Der Toleranz-Vorrat ist aufgebraucht. Ich sehe es mit Sorge. „Na und?“, sagen die drei Freundinnen, weil die Vierte im Bunde nicht zur Geburtstagsparty kommen darf. „Hätte sich halt impfen lassen sollen.“ Kein Mitleid, keine Solidarität – als hätte die minderjährige Tochter querdenkender Eltern eine Wahl. Der Kollege schimpft, weil seine Wassergymnastik wegen der Freiheit der Andersdenkenden seit Monaten ausfällt. Und nicht nur die Pandemie macht uns gnadenlos: Die Oma lädt ins Restaurant ein, und weil nichts Veganes auf der Speisekarte steht, isst der Enkel eben gar nichts. Sie ist traurig, er hungrig ...
Kompromisse machen? Wieso, wenn ich doch recht habe?

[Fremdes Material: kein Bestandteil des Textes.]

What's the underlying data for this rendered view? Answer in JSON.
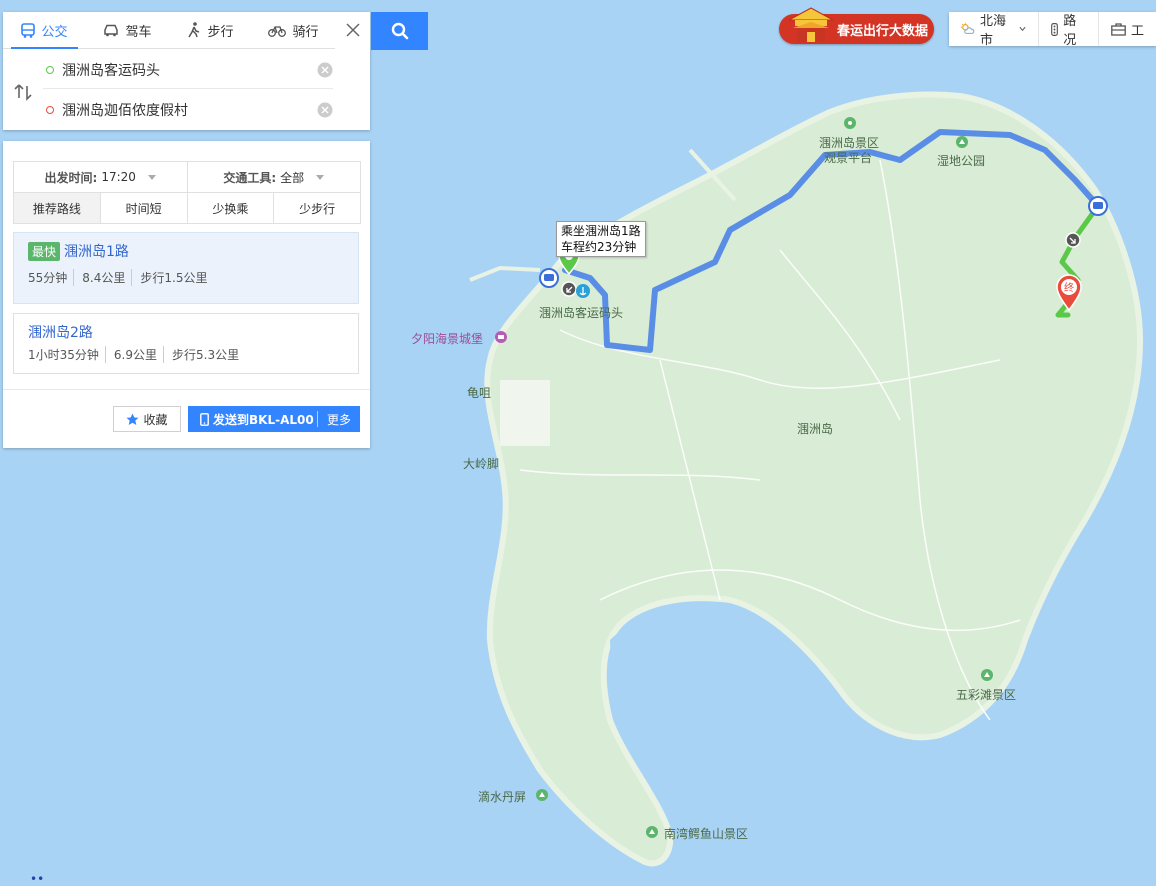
{
  "transport_modes": [
    {
      "label": "公交",
      "icon": "bus-icon",
      "active": true
    },
    {
      "label": "驾车",
      "icon": "car-icon",
      "active": false
    },
    {
      "label": "步行",
      "icon": "walk-icon",
      "active": false
    },
    {
      "label": "骑行",
      "icon": "bike-icon",
      "active": false
    }
  ],
  "search": {
    "origin": "涠洲岛客运码头",
    "destination": "涠洲岛迦佰侬度假村"
  },
  "filters": {
    "depart_label": "出发时间:",
    "depart_value": "17:20",
    "vehicle_label": "交通工具:",
    "vehicle_value": "全部"
  },
  "sort_tabs": [
    "推荐路线",
    "时间短",
    "少换乘",
    "少步行"
  ],
  "routes": [
    {
      "badge": "最快",
      "name": "涠洲岛1路",
      "duration": "55分钟",
      "distance": "8.4公里",
      "walk": "步行1.5公里"
    },
    {
      "badge": "",
      "name": "涠洲岛2路",
      "duration": "1小时35分钟",
      "distance": "6.9公里",
      "walk": "步行5.3公里"
    }
  ],
  "actions": {
    "favorite": "收藏",
    "send": "发送到BKL-AL00",
    "more": "更多"
  },
  "banner": {
    "label": "春运出行大数据"
  },
  "toolbar": {
    "city": "北海市",
    "traffic": "路况",
    "tools": "工"
  },
  "map": {
    "tooltip_line1": "乘坐涠洲岛1路",
    "tooltip_line2": "车程约23分钟",
    "end_marker": "终",
    "labels": {
      "scenic_area": "涠洲岛景区",
      "viewing_platform": "观景平台",
      "wetland_park": "湿地公园",
      "pier": "涠洲岛客运码头",
      "castle": "夕阳海景城堡",
      "guizui": "龟咀",
      "island": "涠洲岛",
      "dalingjiao": "大岭脚",
      "wucaitan": "五彩滩景区",
      "dishuidanping": "滴水丹屏",
      "nanwan": "南湾鳄鱼山景区"
    }
  },
  "colors": {
    "accent": "#3385ff",
    "route_bus": "#5a8ee6",
    "route_walk": "#5cc84a",
    "land": "#d9ecd5",
    "water": "#a9d3f5",
    "end_marker": "#e84c3d"
  }
}
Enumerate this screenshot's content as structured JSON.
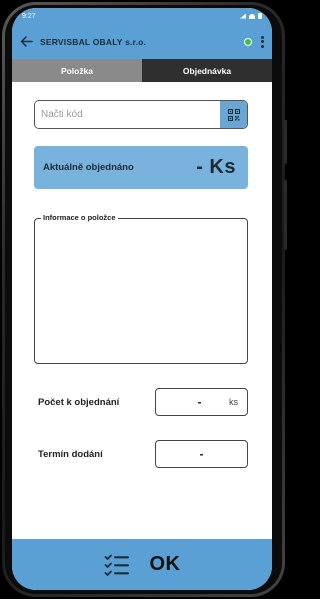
{
  "status_bar": {
    "time": "9:27"
  },
  "app_bar": {
    "title": "SERVISBAL OBALY s.r.o.",
    "connection_status_color": "#3bbf3b"
  },
  "tabs": [
    {
      "label": "Položka",
      "active": true
    },
    {
      "label": "Objednávka",
      "active": false
    }
  ],
  "code_input": {
    "placeholder": "Načti kód",
    "value": ""
  },
  "ordered": {
    "label": "Aktuálně objednáno",
    "value": "- Ks"
  },
  "item_info": {
    "legend": "Informace o položce",
    "content": ""
  },
  "order_quantity": {
    "label": "Počet k objednání",
    "value": "-",
    "unit": "ks"
  },
  "delivery_date": {
    "label": "Termín dodání",
    "value": "-"
  },
  "bottom_bar": {
    "ok_label": "OK",
    "list_icon": "checklist-icon"
  },
  "colors": {
    "accent": "#5aa0d4",
    "ordered_box": "#79b2dd",
    "tab_active": "#8a8a8a",
    "tab_inactive": "#2f2f2f"
  }
}
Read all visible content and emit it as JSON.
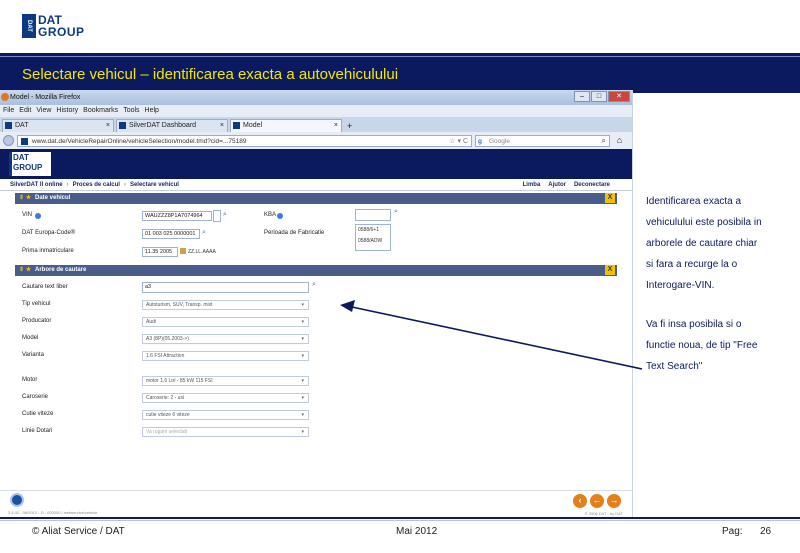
{
  "slide": {
    "logo_top": "DAT",
    "logo_bottom": "GROUP",
    "logo_box": "DAT",
    "title": "Selectare vehicul – identificarea exacta a autovehiculului"
  },
  "browser": {
    "window_title": "Model - Mozilla Firefox",
    "menu": [
      "File",
      "Edit",
      "View",
      "History",
      "Bookmarks",
      "Tools",
      "Help"
    ],
    "tabs": [
      {
        "label": "DAT"
      },
      {
        "label": "SilverDAT Dashboard"
      },
      {
        "label": "Model"
      }
    ],
    "url": "www.dat.de/VehicleRepairOnline/vehicleSelection/model.tmd?cid=...75189",
    "search_placeholder": "Google"
  },
  "app": {
    "logo_top": "DAT",
    "logo_bottom": "GROUP",
    "breadcrumb": [
      "SilverDAT II online",
      "Proces de calcul",
      "Selectare vehicul"
    ],
    "toplinks": [
      "Limba",
      "Ajutor",
      "Deconectare"
    ],
    "section_vehicle": "Date vehicul",
    "section_tree": "Arbore de cautare",
    "vehicle": {
      "vin_label": "VIN",
      "vin_value": "WAUZZZ8P1A7074964",
      "datcode_label": "DAT Europa-Code®",
      "datcode_value": "01 003 025 0000001",
      "reg_label": "Prima inmatriculare",
      "reg_value": "11.35 2005",
      "reg_hint": "ZZ.LL.AAAA",
      "kba_label": "KBA",
      "period_label": "Perioada de Fabricatie",
      "period_values": [
        "0588/6+1",
        "0588/ADW"
      ]
    },
    "tree": {
      "free_text_label": "Cautare text liber",
      "free_text_value": "a3",
      "rows": [
        {
          "label": "Tip vehicul",
          "value": "Autoturism, SUV, Transp. mixt"
        },
        {
          "label": "Producator",
          "value": "Audi"
        },
        {
          "label": "Model",
          "value": "A3 (8P)(05.2003->)"
        },
        {
          "label": "Varianta",
          "value": "1.6 FSI Attraction"
        },
        {
          "label": "Motor",
          "value": "motor 1,6 Ltrl - 85 kW 115 FSI"
        },
        {
          "label": "Caroserie",
          "value": "Caroserie: 2 - usi"
        },
        {
          "label": "Cutie viteze",
          "value": "cutie viteze 6 viteze"
        },
        {
          "label": "Linie Dotari",
          "value": "Va rugam selectati"
        }
      ]
    },
    "status_version": "3.4.42 - 06/2012 - D - 000000 / webservice/vehicle",
    "status_copy": "© 2006 DAT - by DAT"
  },
  "annotation": {
    "lines1": [
      "Identificarea exacta  a",
      "vehiculului este posibila in",
      "arborele de cautare chiar",
      "si fara  a recurge la o",
      "Interogare-VIN."
    ],
    "lines2": [
      "Va fi insa posibila si o",
      "functie noua, de tip \"Free",
      "Text Search\""
    ]
  },
  "footer": {
    "left": "© Aliat Service / DAT",
    "center": "Mai 2012",
    "page_label": "Pag:",
    "page_number": "26"
  },
  "colors": {
    "band": "#0b1a5e",
    "title": "#f5e600",
    "section": "#4a5c8a"
  }
}
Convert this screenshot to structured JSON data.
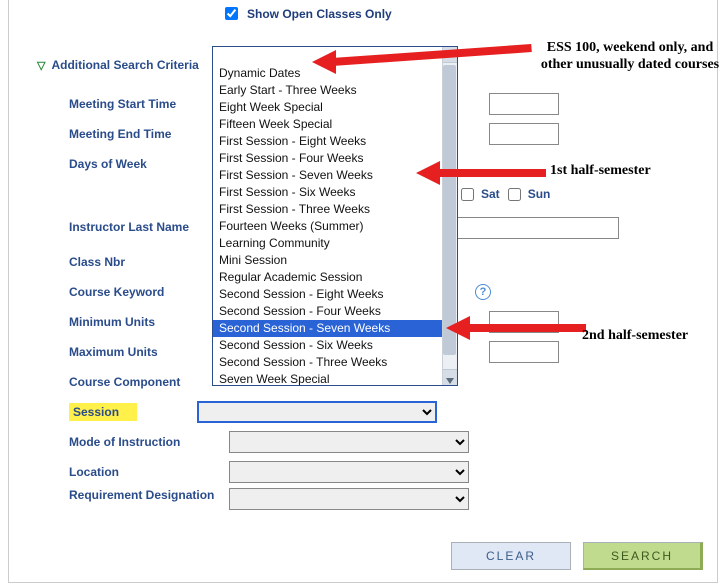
{
  "top_checkbox": {
    "label": "Show Open Classes Only",
    "checked": true
  },
  "section_header": "Additional Search Criteria",
  "labels": {
    "meeting_start": "Meeting Start Time",
    "meeting_end": "Meeting End Time",
    "days_of_week": "Days of Week",
    "instructor": "Instructor Last Name",
    "class_nbr": "Class Nbr",
    "course_keyword": "Course Keyword",
    "min_units": "Minimum Units",
    "max_units": "Maximum Units",
    "course_component": "Course Component",
    "session": "Session",
    "mode": "Mode of Instruction",
    "location": "Location",
    "req_desig": "Requirement Designation"
  },
  "days": [
    "Sat",
    "Sun"
  ],
  "dropdown_items": [
    "",
    "Dynamic Dates",
    "Early Start - Three Weeks",
    "Eight Week Special",
    "Fifteen Week Special",
    "First Session - Eight Weeks",
    "First Session - Four Weeks",
    "First Session - Seven Weeks",
    "First Session - Six Weeks",
    "First Session - Three Weeks",
    "Fourteen Weeks (Summer)",
    "Learning Community",
    "Mini Session",
    "Regular Academic Session",
    "Second Session - Eight Weeks",
    "Second Session - Four Weeks",
    "Second Session - Seven Weeks",
    "Second Session - Six Weeks",
    "Second Session - Three Weeks",
    "Seven Week Special"
  ],
  "dropdown_selected_index": 16,
  "annotations": {
    "a1": "ESS 100, weekend only, and other unusually dated courses",
    "a2": "1st half-semester",
    "a3": "2nd half-semester"
  },
  "buttons": {
    "clear": "Clear",
    "search": "Search"
  }
}
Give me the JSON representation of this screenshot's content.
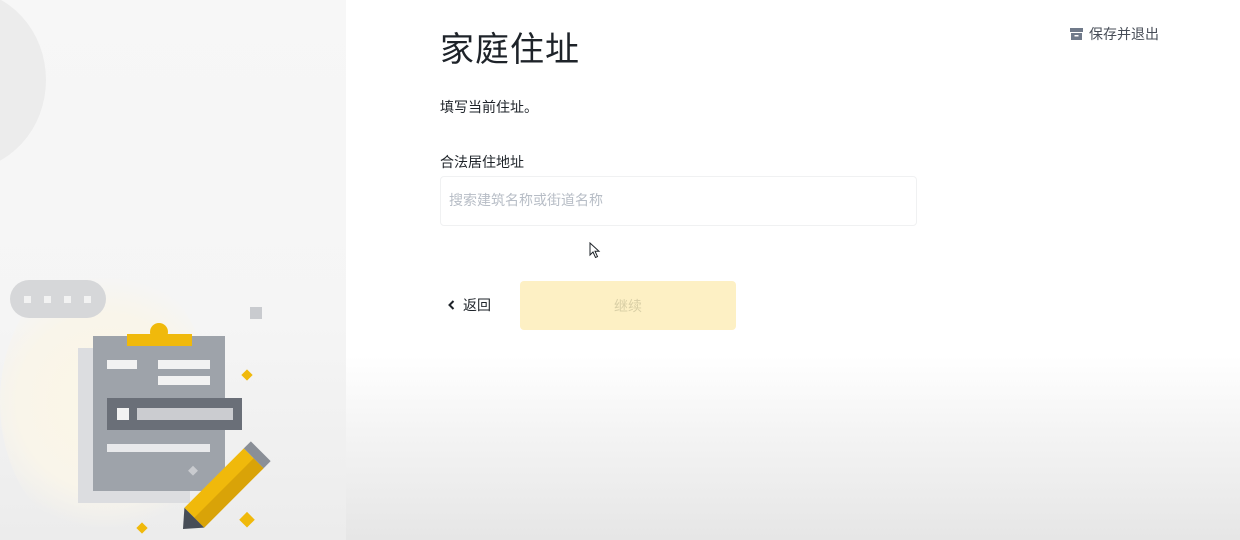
{
  "header": {
    "title": "家庭住址",
    "save_exit_label": "保存并退出"
  },
  "form": {
    "subtitle": "填写当前住址。",
    "address_label": "合法居住地址",
    "address_placeholder": "搜索建筑名称或街道名称",
    "address_value": ""
  },
  "actions": {
    "back_label": "返回",
    "continue_label": "继续",
    "continue_disabled": true
  },
  "colors": {
    "accent": "#fcd535",
    "continue_disabled_bg": "#fdf0c4",
    "text_primary": "#1e2329",
    "border": "#f0f1f2"
  },
  "icons": {
    "save_exit": "archive-icon",
    "back": "chevron-left-icon",
    "illustration": "clipboard-pencil-illustration"
  }
}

„Wir halten zusammen“, hieß es noch vor zwei Jahren, als das kleine Virus begann, unsere Gesellschaft zu verändern. Langsamer werden, bewusster leben, solidarisch sein – Werte, an die viele „damals“ glaubten. Welche gelten jetzt? Wie viel Toleranz muss sein? Und wie gefährlich ist es, wenn wir über die Unfähigkeit der Politiker schimpfen? Wird das unsere Kinder motivieren, die Demokratie zu schätzen und sich politisch zu engagieren? Viele Fragen, ich habe keine Lösung. Vielleicht sollten wir uns auch vor schnellen Antworten hüten? Und miteinander ins Gespräch kommen – leise, respektvoll, mit dem Recht auf Unsicherheit und Irrtum. Ich fange hier und jetzt damit an: Was denken Sie?